De beoordeling van de vraag of er sprake is van uitbuiting dient plaats te vinden aan de hand van het door de Hoge Raad in zijn arrest van 27 oktober 2009 geformuleerde kader. “Het in art. 273a, eerste lid, (oud) Sr voorkomende bestanddeel (oogmerk van) uitbuiting is in de wet niet gedefinieerd, anders dan door de opsomming in het tweede lid van een aantal vormen van uitbuiting, waaronder gedwongen of verplichte arbeid of diensten. Blijkens de hiervoor onder 2.3.2 weergegeven memorie van toelichting doelt deze bepaling op een verscheidenheid aan moderne vormen van slavernij, waarbij als voorbeeld wordt genoemd een extreem lange werkweek tegen onevenredig lage betaling onder slechte werkomstandigheden. De vraag of - en zo ja, wanneer - sprake is van 'uitbuiting' in de zin van de onderhavige bepaling, is niet in algemene termen te beantwoorden, maar is sterk verweven met de omstandigheden van het geval. Bij de beantwoording van die vraag komt in een geval als het onderhavige onder meer betekenis toe aan de aard en duur van de tewerkstelling, de beperkingen die zij voor de betrokkene meebrengt, en het economisch voordeel dat daarmee door de tewerksteller wordt behaald.” (ECLI:NL:HR:2009:BI7099, rov. 2.6.1, NJ 2010/598 m.nt. Buruma). Deze maatstaf die ook in latere rechtspraak van de Hoge Raad is gehanteerd en aangevuld dient ook in deze criminele uitbuitingszaak te worden aangelegd. Daarbij heeft te gelden dat die afweging bij minderjarigen een andere kan zijn dan bij meerderjarigen.
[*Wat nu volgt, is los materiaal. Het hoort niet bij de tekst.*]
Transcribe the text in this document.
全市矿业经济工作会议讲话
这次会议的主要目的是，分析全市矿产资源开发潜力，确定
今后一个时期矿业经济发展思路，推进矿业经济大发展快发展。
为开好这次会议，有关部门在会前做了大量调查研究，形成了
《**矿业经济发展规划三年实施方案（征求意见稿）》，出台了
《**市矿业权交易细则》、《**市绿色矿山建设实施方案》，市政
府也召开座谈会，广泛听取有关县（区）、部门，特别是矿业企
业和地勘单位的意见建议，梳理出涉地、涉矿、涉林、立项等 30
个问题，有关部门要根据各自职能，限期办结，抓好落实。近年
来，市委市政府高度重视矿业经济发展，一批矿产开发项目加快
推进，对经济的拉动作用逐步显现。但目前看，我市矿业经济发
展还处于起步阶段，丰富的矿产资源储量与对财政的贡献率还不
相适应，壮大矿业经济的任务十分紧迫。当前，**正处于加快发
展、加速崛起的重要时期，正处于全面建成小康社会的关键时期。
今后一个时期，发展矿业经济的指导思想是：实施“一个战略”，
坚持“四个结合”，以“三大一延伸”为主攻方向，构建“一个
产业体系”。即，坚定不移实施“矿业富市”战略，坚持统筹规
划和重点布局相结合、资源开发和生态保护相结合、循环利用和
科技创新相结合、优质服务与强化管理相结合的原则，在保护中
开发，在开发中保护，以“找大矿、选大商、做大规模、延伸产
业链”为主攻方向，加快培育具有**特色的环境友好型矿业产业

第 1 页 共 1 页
Ad a. de aard en duur van de tewerkstelling.
Verdachte heeft een minderjarige meermalen gedwongen ingezet, als ware een medepleger, bij de afpersing van een andere eveneens kwetsbare minderjarige en gebruikmakend van haar kwetsbare positie gedurende een periode van ruim één maand.
Ad b. de beperkingen die zij voor de betrokkene meebrengt.
Verdachte heeft [benadeelde partij 2] volkomen klem gezet door bedreigingen, misbruik van haar kwetsbare positie en haar financieel ernstig benadeeld, bij haar lagen slechts de beperkingen, bij verdachte geen enkele.
Ad c. het economisch voordeel dat daarmee door de tewerksteller wordt behaald.
Alle voordelen waren voor verdachte, er was geen enkel voordeel voor [benadeelde partij 2] . Zij werd ingezet als instrument in het door verdachte ontwikkelde en in stand gehouden criminele verdienmodel.
Ten aanzien van artikel 273f lid 1 sub 6 Sr.
Ten aanzien van de verdenking dat verdachte voordeel heeft getrokken uit de uitbuiting verwijst de rechtbank naar haar overweging betreffende artikel 273f, lid 1 sub 4 Sr. Het opzet van verdachte was zowel gericht op het voordeel trekken als op de uitbuiting van [benadeelde partij 2] .
Ook dit feit kan daarom bewezen worden verklaard.
4.3.1.11 Beoordeling van de feiten 3 en 4
De rechtbank is, met de officier van justitie en de verdediging, van oordeel dat er onvoldoende wettig en overtuigend bewijs is voor de feiten 3 en 4. Immers spreekt [benadeelde partij 7] in haar aangifte alleen het vermoeden uit dat haar telefoon is gehackt en wordt dit niet door andere bewijsmiddelen ondersteund. Verdachte heeft de feiten op zitting ontkend. De rechtbank spreekt verdachte daarom vrij van deze feiten.
4.3.2.
In zaak B
4.3.2.1. Is er sprake geweest van een vormverzuim in het voorbereidend onderzoek?
De rechtbank stelt vast dat de grondslag van het opnemen van telefoongesprekken die verdachte vanuit de penitentiaire inrichting heeft gevoerd, ligt in artikel 39 van de Penitentiaire Beginselenwet en artikel 23a Penitentiaire Maatregel.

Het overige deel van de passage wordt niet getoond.